Mice were exposed to CS for 4 weeks, followed by the induction of colitis with TNBS. (A) Histological inflammatory scoring of H&E sections revealed that CS exposure resulted in a more severe colitic phenotype in response to TNBS, although (B) a further shortening of the colon did not occur (n = 4–5). (C) Representative micrographs of H&E-stained colon sections from normal air–exposed TNBS–treated and CS-exposed TNBS-treated mice. Colons from CS-exposed TNBS-treated mice displayed greater mucosal inflammatory infiltration and crypt dysplasia (scale bar: 100 μM). (D) Expression of iNOS, VEGF, TGF-β, and TNF-α in mice exposed to normal air or CS ± vehicle or TNBS (n = 3–6). *P ≤ 0.05, **P ≤ 0.01, ***P ≤ 0.001. Student’s unpaired 2-tailed t test used for comparisons of 2 groups, 1-way ANOVA with Tukey’s post-hoc was used whenever more than 2 experimental groups were compared.
Figure 10
Figure 10. Serum VEGF is elevated in mice chronically exposed to CS and in current and former smokers with CD.

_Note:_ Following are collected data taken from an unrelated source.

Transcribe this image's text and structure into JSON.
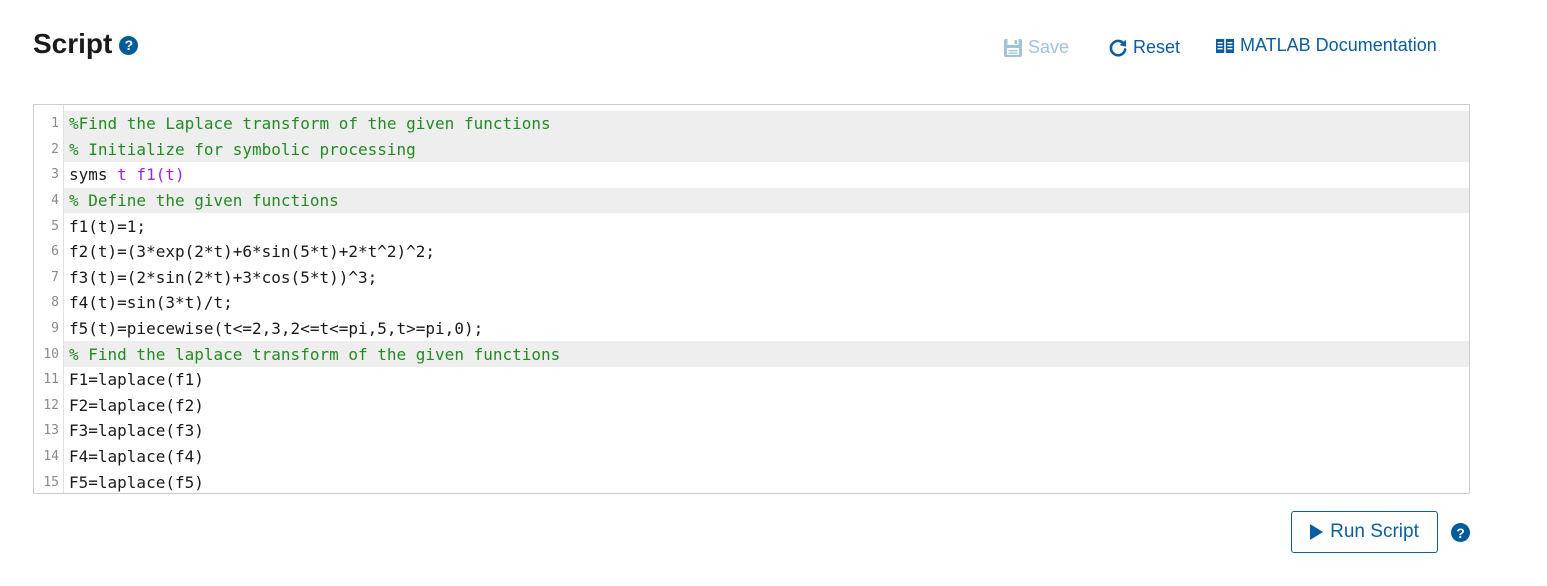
{
  "header": {
    "title": "Script",
    "help_glyph": "?"
  },
  "toolbar": {
    "save_label": "Save",
    "reset_label": "Reset",
    "docs_label": "MATLAB Documentation"
  },
  "editor": {
    "lines": [
      {
        "num": "1",
        "text": "%Find the Laplace transform of the given functions",
        "type": "comment"
      },
      {
        "num": "2",
        "text": "% Initialize for symbolic processing",
        "type": "comment"
      },
      {
        "num": "3",
        "kw": "syms",
        "args": " t f1(t)",
        "type": "syms"
      },
      {
        "num": "4",
        "text": "% Define the given functions",
        "type": "comment"
      },
      {
        "num": "5",
        "text": "f1(t)=1;",
        "type": "code"
      },
      {
        "num": "6",
        "text": "f2(t)=(3*exp(2*t)+6*sin(5*t)+2*t^2)^2;",
        "type": "code"
      },
      {
        "num": "7",
        "text": "f3(t)=(2*sin(2*t)+3*cos(5*t))^3;",
        "type": "code"
      },
      {
        "num": "8",
        "text": "f4(t)=sin(3*t)/t;",
        "type": "code"
      },
      {
        "num": "9",
        "text": "f5(t)=piecewise(t<=2,3,2<=t<=pi,5,t>=pi,0);",
        "type": "code"
      },
      {
        "num": "10",
        "text": "% Find the laplace transform of the given functions",
        "type": "comment"
      },
      {
        "num": "11",
        "text": "F1=laplace(f1)",
        "type": "code"
      },
      {
        "num": "12",
        "text": "F2=laplace(f2)",
        "type": "code"
      },
      {
        "num": "13",
        "text": "F3=laplace(f3)",
        "type": "code"
      },
      {
        "num": "14",
        "text": "F4=laplace(f4)",
        "type": "code"
      },
      {
        "num": "15",
        "text": "F5=laplace(f5)",
        "type": "code"
      }
    ]
  },
  "footer": {
    "run_label": "Run Script",
    "help_glyph": "?"
  },
  "colors": {
    "accent": "#0c5da0",
    "disabled": "#9ec3de",
    "comment": "#228b22",
    "symbol": "#a020f0"
  }
}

(A) Mice were exposed to normal air or CS for 12 weeks or CS for 8 weeks followed by 4 weeks normal air. Immunoblotting of serum for VEGF. (B) Densitometric analysis of immunoblotting revealed elevated levels of serum VEGF in CS-exposed groups compared with normal air–exposed controls (n = 3). (C) Serum VEGF was elevated in the serum of human CD patients compared with healthy controls (n = 12). (D) Serum VEGF is elevated in smokers and ex-smokers compared with never-smokers (both healthy and CD) (n = 8). (E) Current or former smokers with CD show significantly elevated serum VEGF (n = 4). (F) Total CD34 signal as a percentage of tissue area in surface mucosal biopsies from the terminal ileum of healthy nonsmoker, healthy smoker, CD nonsmoker, and CD smoker patients was quantified (n = 2–3). (G) Representative photomicrographs of terminal ileum mucosal biopsies stained for CD34 (scale bar: 50 μM). *P ≤ 0.05, **P ≤ 0.01. Student’s unpaired 2-tailed t test used for comparisons of 2 groups, 1-way ANOVA with Tukey’s post-hoc was used whenever more than 2 experimental groups were compared.